MONTGOMERY — A bill changing how the state’s handgun law applies to minors was approved in a committee Tuesday and now goes to the full Senate.
Current law states no person “shall deliver a pistol to any person under the age of 18 or to one who he has reasonable cause to believe has been convicted of a crime of violence or is a drug addict, a habitual drunkard or of unsound mind.”
Sen. Arthur Orr, R-Decatur, is sponsoring Senate Bill 262. The bill would amend existing law to say it does not apply to minors who have the consent of their parents or guardians. The parents must be present, and the minor must be using the gun on property owned by the parents or a consenting landowner. The minor’s use of the pistol is limited to hunting, trapping, target shooting, competition or firearms instruction.
Rep. Ed Henry, R-Hartselle, is sponsoring the House version, House Bill 328.
“Right now in the state of Alabama, if I take my daughter out and we sight her rifle, that’s perfectly legal,” Henry said. “If I put a .22 pistol in her hand, that’s illegal.”
The law was intended to keep people from selling handguns to minors, he said.
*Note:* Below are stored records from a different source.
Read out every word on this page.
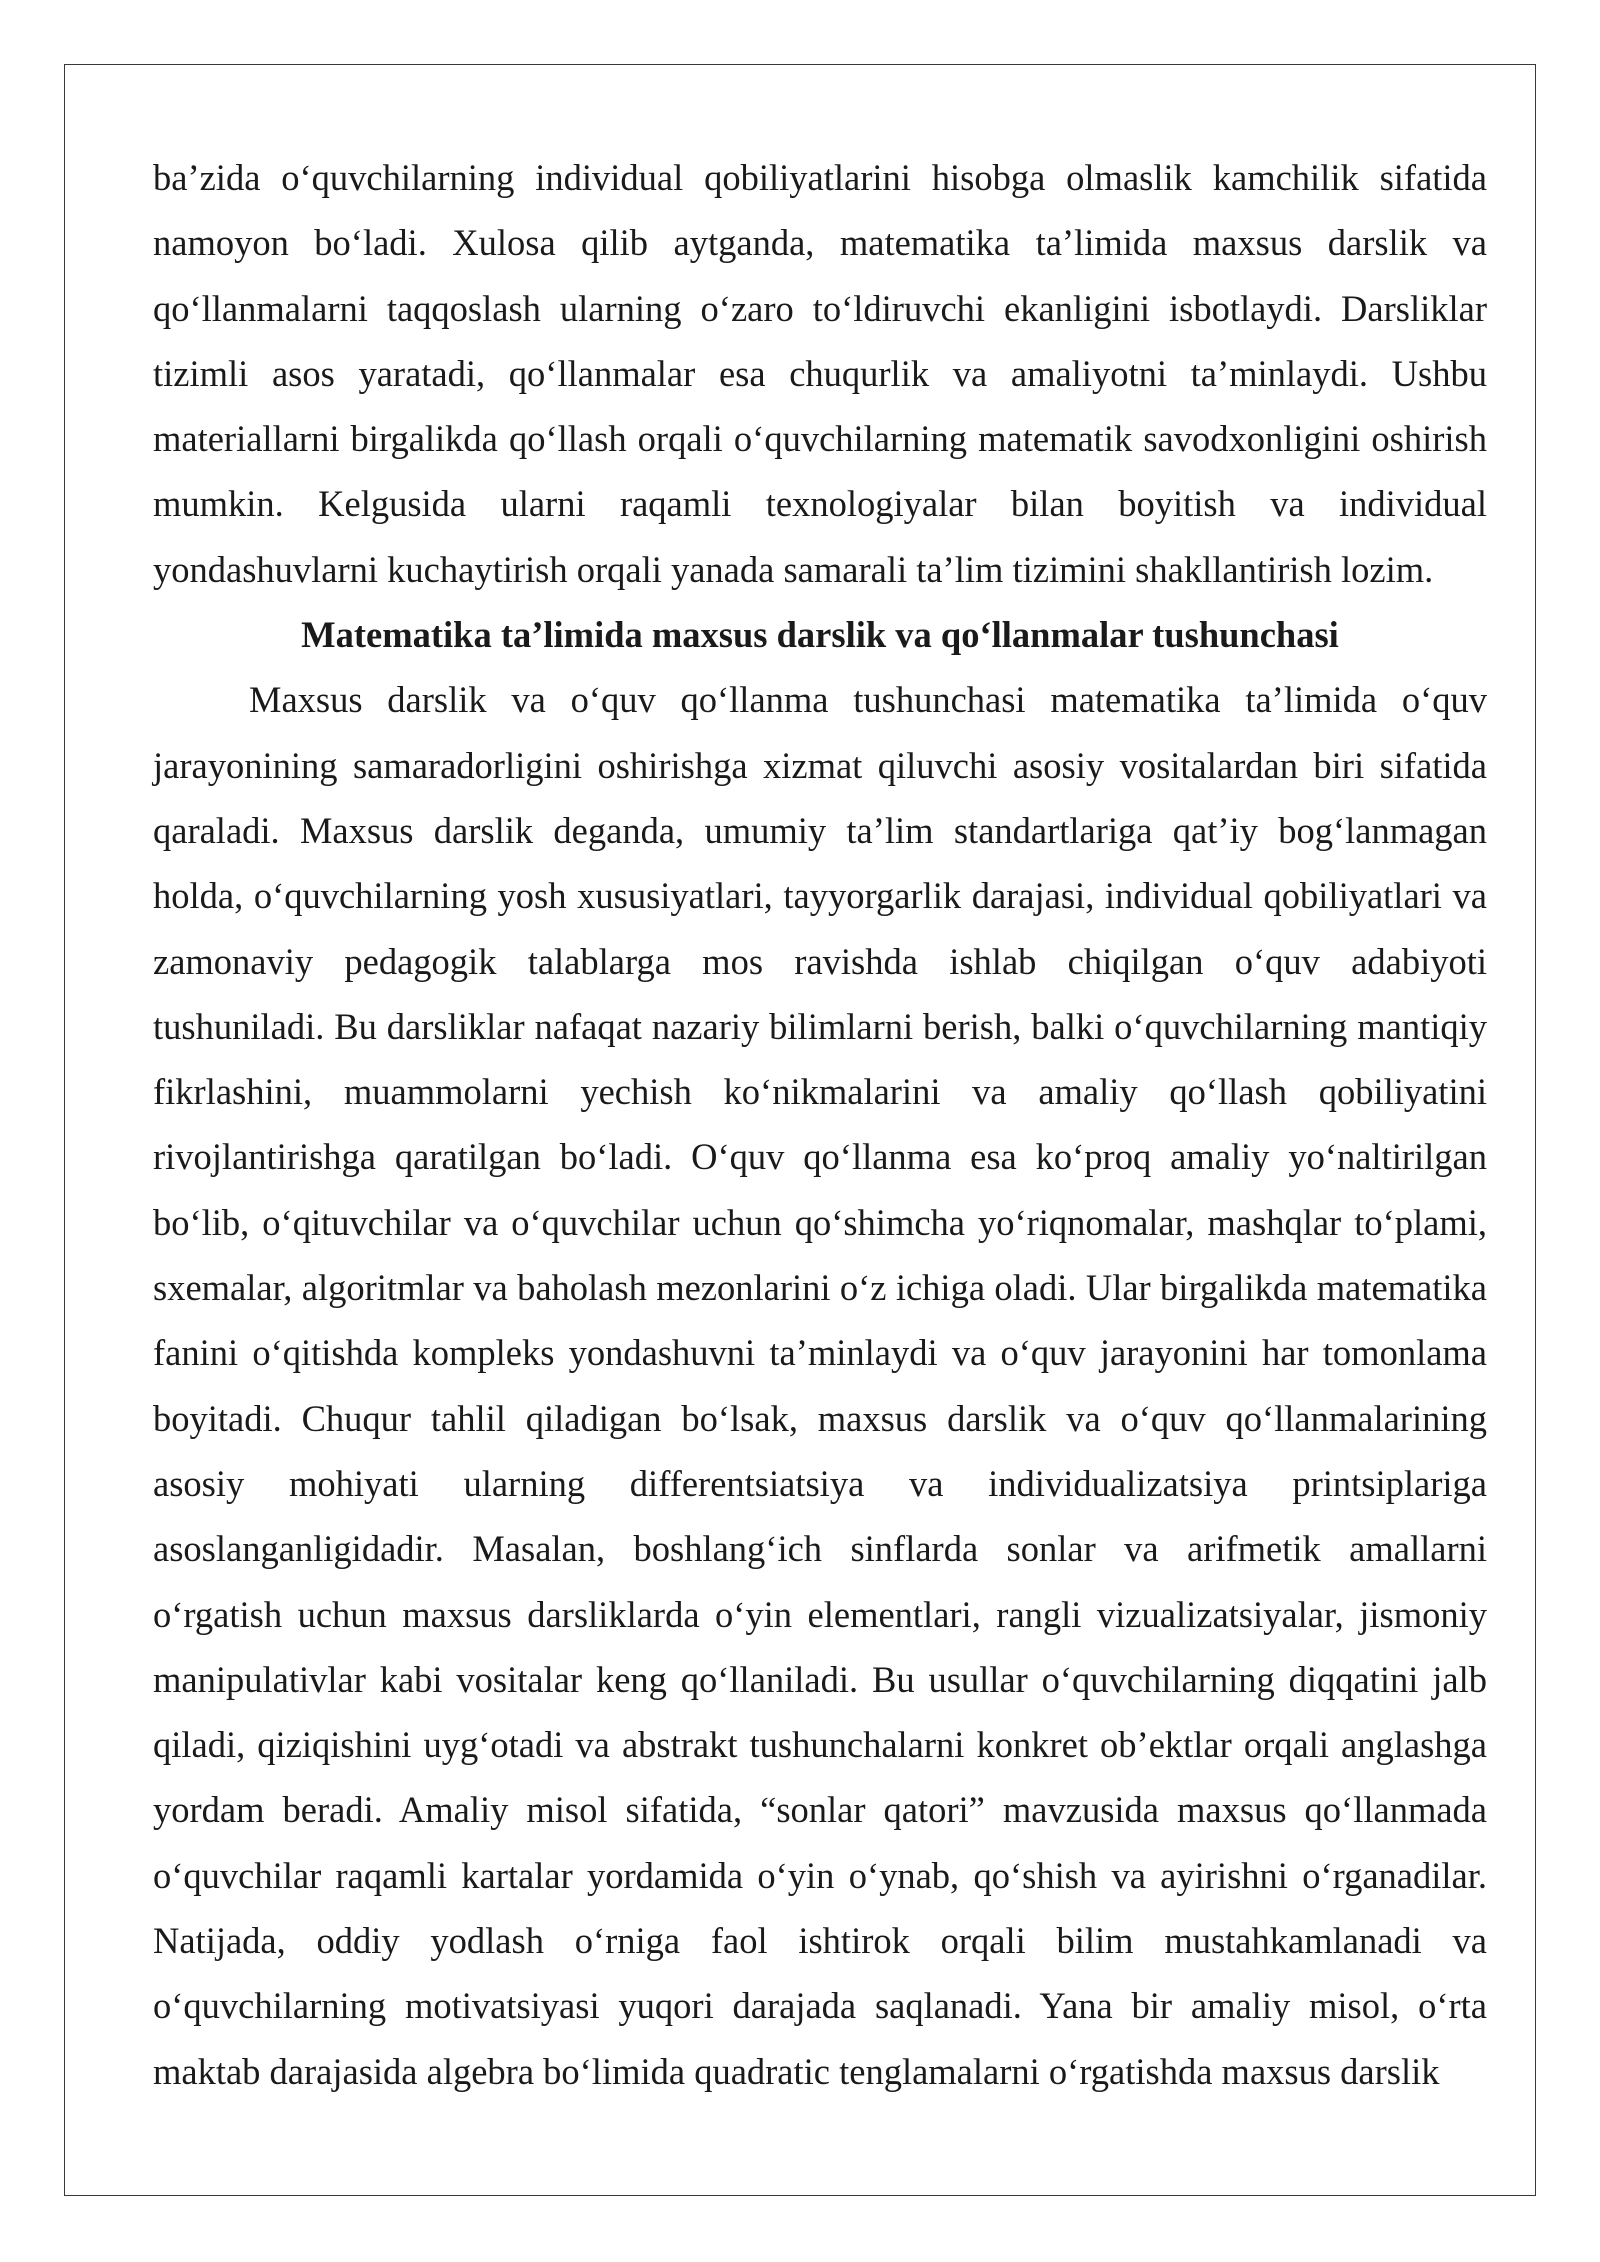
ba’zida o‘quvchilarning individual qobiliyatlarini hisobga olmaslik kamchilik sifatida namoyon bo‘ladi. Xulosa qilib aytganda, matematika ta’limida maxsus darslik va qo‘llanmalarni taqqoslash ularning o‘zaro to‘ldiruvchi ekanligini isbotlaydi. Darsliklar tizimli asos yaratadi, qo‘llanmalar esa chuqurlik va amaliyotni ta’minlaydi. Ushbu materiallarni birgalikda qo‘llash orqali o‘quvchilarning matematik savodxonligini oshirish mumkin. Kelgusida ularni raqamli texnologiyalar bilan boyitish va individual yondashuvlarni kuchaytirish orqali yanada samarali ta’lim tizimini shakllantirish lozim.

Matematika ta’limida maxsus darslik va qo‘llanmalar tushunchasi

Maxsus darslik va o‘quv qo‘llanma tushunchasi matematika ta’limida o‘quv jarayonining samaradorligini oshirishga xizmat qiluvchi asosiy vositalardan biri sifatida qaraladi. Maxsus darslik deganda, umumiy ta’lim standartlariga qat’iy bog‘lanmagan holda, o‘quvchilarning yosh xususiyatlari, tayyorgarlik darajasi, individual qobiliyatlari va zamonaviy pedagogik talablarga mos ravishda ishlab chiqilgan o‘quv adabiyoti tushuniladi. Bu darsliklar nafaqat nazariy bilimlarni berish, balki o‘quvchilarning mantiqiy fikrlashini, muammolarni yechish ko‘nikmalarini va amaliy qo‘llash qobiliyatini rivojlantirishga qaratilgan bo‘ladi. O‘quv qo‘llanma esa ko‘proq amaliy yo‘naltirilgan bo‘lib, o‘qituvchilar va o‘quvchilar uchun qo‘shimcha yo‘riqnomalar, mashqlar to‘plami, sxemalar, algoritmlar va baholash mezonlarini o‘z ichiga oladi. Ular birgalikda matematika fanini o‘qitishda kompleks yondashuvni ta’minlaydi va o‘quv jarayonini har tomonlama boyitadi. Chuqur tahlil qiladigan bo‘lsak, maxsus darslik va o‘quv qo‘llanmalarining asosiy mohiyati ularning differentsiatsiya va individualizatsiya printsiplariga asoslanganligidadir. Masalan, boshlang‘ich sinflarda sonlar va arifmetik amallarni o‘rgatish uchun maxsus darsliklarda o‘yin elementlari, rangli vizualizatsiyalar, jismoniy manipulativlar kabi vositalar keng qo‘llaniladi. Bu usullar o‘quvchilarning diqqatini jalb qiladi, qiziqishini uyg‘otadi va abstrakt tushunchalarni konkret ob’ektlar orqali anglashga yordam beradi. Amaliy misol sifatida, “sonlar qatori” mavzusida maxsus qo‘llanmada o‘quvchilar raqamli kartalar yordamida o‘yin o‘ynab, qo‘shish va ayirishni o‘rganadilar. Natijada, oddiy yodlash o‘rniga faol ishtirok orqali bilim mustahkamlanadi va o‘quvchilarning motivatsiyasi yuqori darajada saqlanadi. Yana bir amaliy misol, o‘rta maktab darajasida algebra bo‘limida quadratic tenglamalarni o‘rgatishda maxsus darslik
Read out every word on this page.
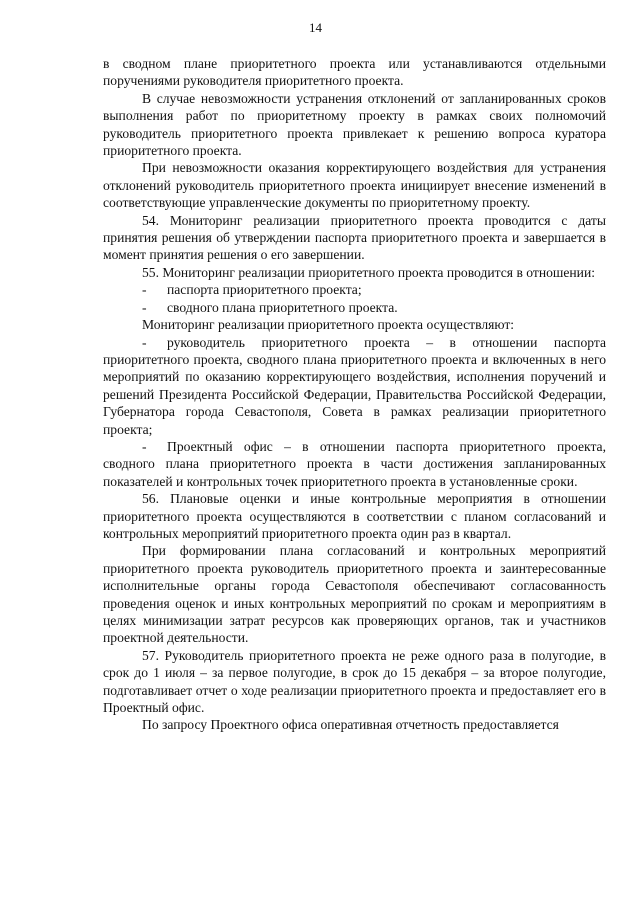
14

в сводном плане приоритетного проекта или устанавливаются отдельными поручениями руководителя приоритетного проекта.

В случае невозможности устранения отклонений от запланированных сроков выполнения работ по приоритетному проекту в рамках своих полномочий руководитель приоритетного проекта привлекает к решению вопроса куратора приоритетного проекта.

При невозможности оказания корректирующего воздействия для устранения отклонений руководитель приоритетного проекта инициирует внесение изменений в соответствующие управленческие документы по приоритетному проекту.

54. Мониторинг реализации приоритетного проекта проводится с даты принятия решения об утверждении паспорта приоритетного проекта и завершается в момент принятия решения о его завершении.

55. Мониторинг реализации приоритетного проекта проводится в отношении:

- паспорта приоритетного проекта;

- сводного плана приоритетного проекта.

Мониторинг реализации приоритетного проекта осуществляют:

- руководитель приоритетного проекта – в отношении паспорта приоритетного проекта, сводного плана приоритетного проекта и включенных в него мероприятий по оказанию корректирующего воздействия, исполнения поручений и решений Президента Российской Федерации, Правительства Российской Федерации, Губернатора города Севастополя, Совета в рамках реализации приоритетного проекта;

- Проектный офис – в отношении паспорта приоритетного проекта, сводного плана приоритетного проекта в части достижения запланированных показателей и контрольных точек приоритетного проекта в установленные сроки.

56. Плановые оценки и иные контрольные мероприятия в отношении приоритетного проекта осуществляются в соответствии с планом согласований и контрольных мероприятий приоритетного проекта один раз в квартал.

При формировании плана согласований и контрольных мероприятий приоритетного проекта руководитель приоритетного проекта и заинтересованные исполнительные органы города Севастополя обеспечивают согласованность проведения оценок и иных контрольных мероприятий по срокам и мероприятиям в целях минимизации затрат ресурсов как проверяющих органов, так и участников проектной деятельности.

57. Руководитель приоритетного проекта не реже одного раза в полугодие, в срок до 1 июля – за первое полугодие, в срок до 15 декабря – за второе полугодие, подготавливает отчет о ходе реализации приоритетного проекта и предоставляет его в Проектный офис.

По запросу Проектного офиса оперативная отчетность предоставляется
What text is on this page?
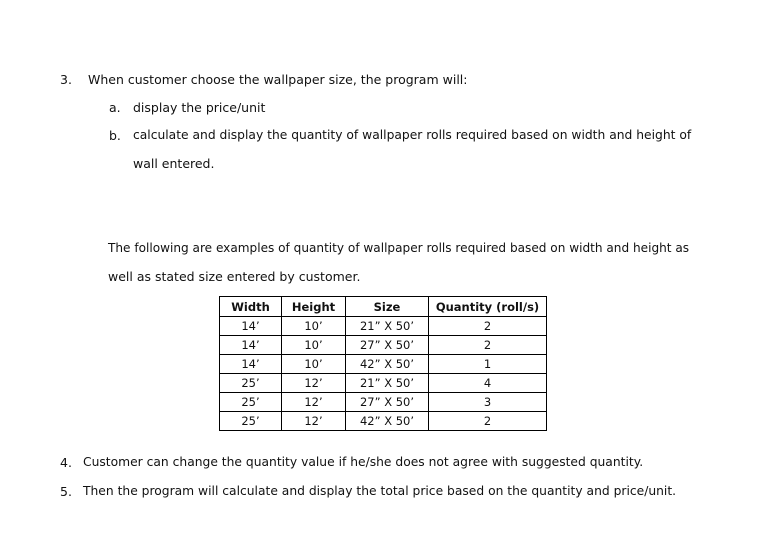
3. When customer choose the wallpaper size, the program will:
a. display the price/unit
b. calculate and display the quantity of wallpaper rolls required based on width and height of
wall entered.
The following are examples of quantity of wallpaper rolls required based on width and height as
well as stated size entered by customer.
Width	Height	Size	Quantity (roll/s)
14’	10’	21” X 50’	2
14’	10’	27” X 50’	2
14’	10’	42” X 50’	1
25’	12’	21” X 50’	4
25’	12’	27” X 50’	3
25’	12’	42” X 50’	2
4. Customer can change the quantity value if he/she does not agree with suggested quantity.
5. Then the program will calculate and display the total price based on the quantity and price/unit.
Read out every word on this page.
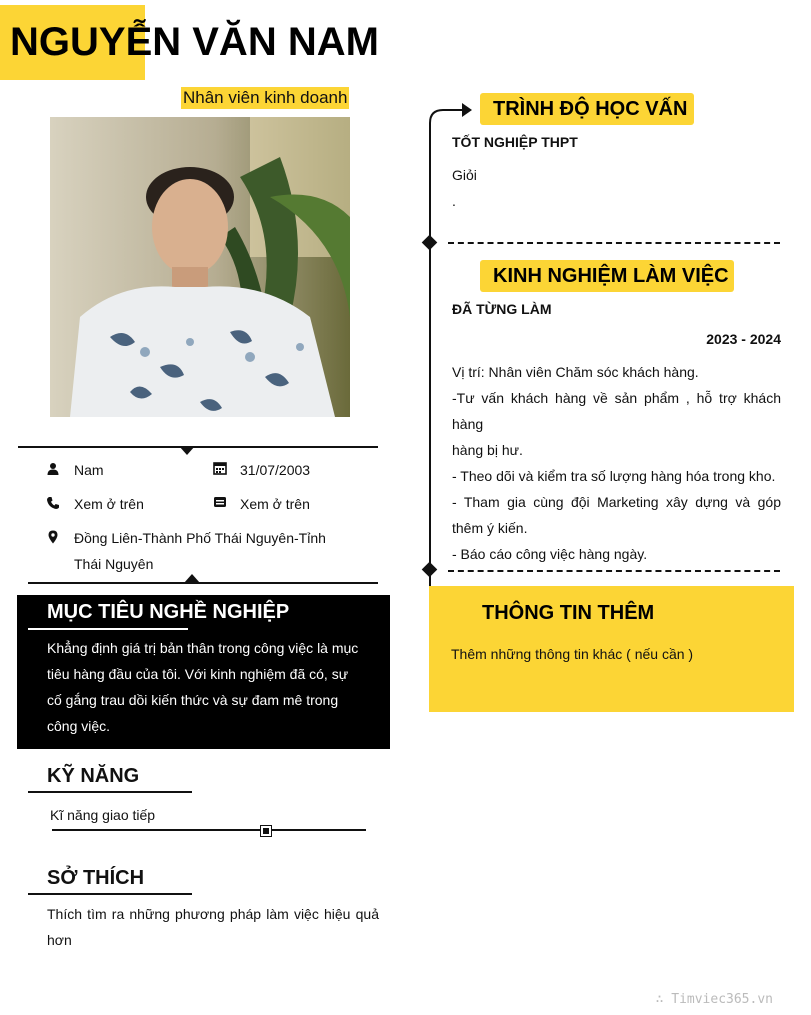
NGUYỄN VĂN NAM
Nhân viên kinh doanh
Nam	31/07/2003
Xem ở trên	Xem ở trên
Đồng Liên-Thành Phố Thái Nguyên-Tỉnh
Thái Nguyên
MỤC TIÊU NGHỀ NGHIỆP
Khẳng định giá trị bản thân trong công việc là mục
tiêu hàng đầu của tôi. Với kinh nghiệm đã có, sự
cố gắng trau dồi kiến thức và sự đam mê trong
công việc.
KỸ NĂNG
Kĩ năng giao tiếp
SỞ THÍCH
Thích tìm ra những phương pháp làm việc hiệu quả
hơn
TRÌNH ĐỘ HỌC VẤN
TỐT NGHIỆP THPT
Giỏi
.
KINH NGHIỆM LÀM VIỆC
ĐÃ TỪNG LÀM
2023 - 2024
Vị trí: Nhân viên Chăm sóc khách hàng.
-Tư vấn khách hàng về sản phẩm , hỗ trợ khách hàng
hàng bị hư.
- Theo dõi và kiểm tra số lượng hàng hóa trong kho.
- Tham gia cùng đội Marketing xây dựng và góp
thêm ý kiến.
- Báo cáo công việc hàng ngày.
THÔNG TIN THÊM
Thêm những thông tin khác ( nếu cần )
∴ Timviec365.vn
“We’re not changing any of that,” he said. “We’re saying if it’s my child on my property, I can let them shoot a gun. Or if it’s in a safety program.”
Henry said the legislation came from the National Rifle Association.
The bill also repeals the state’s record-keeping requirement for gun sellers. Orr said it was a duplication of federal law.
“Right now we have two systems doing the same thing,” Orr said.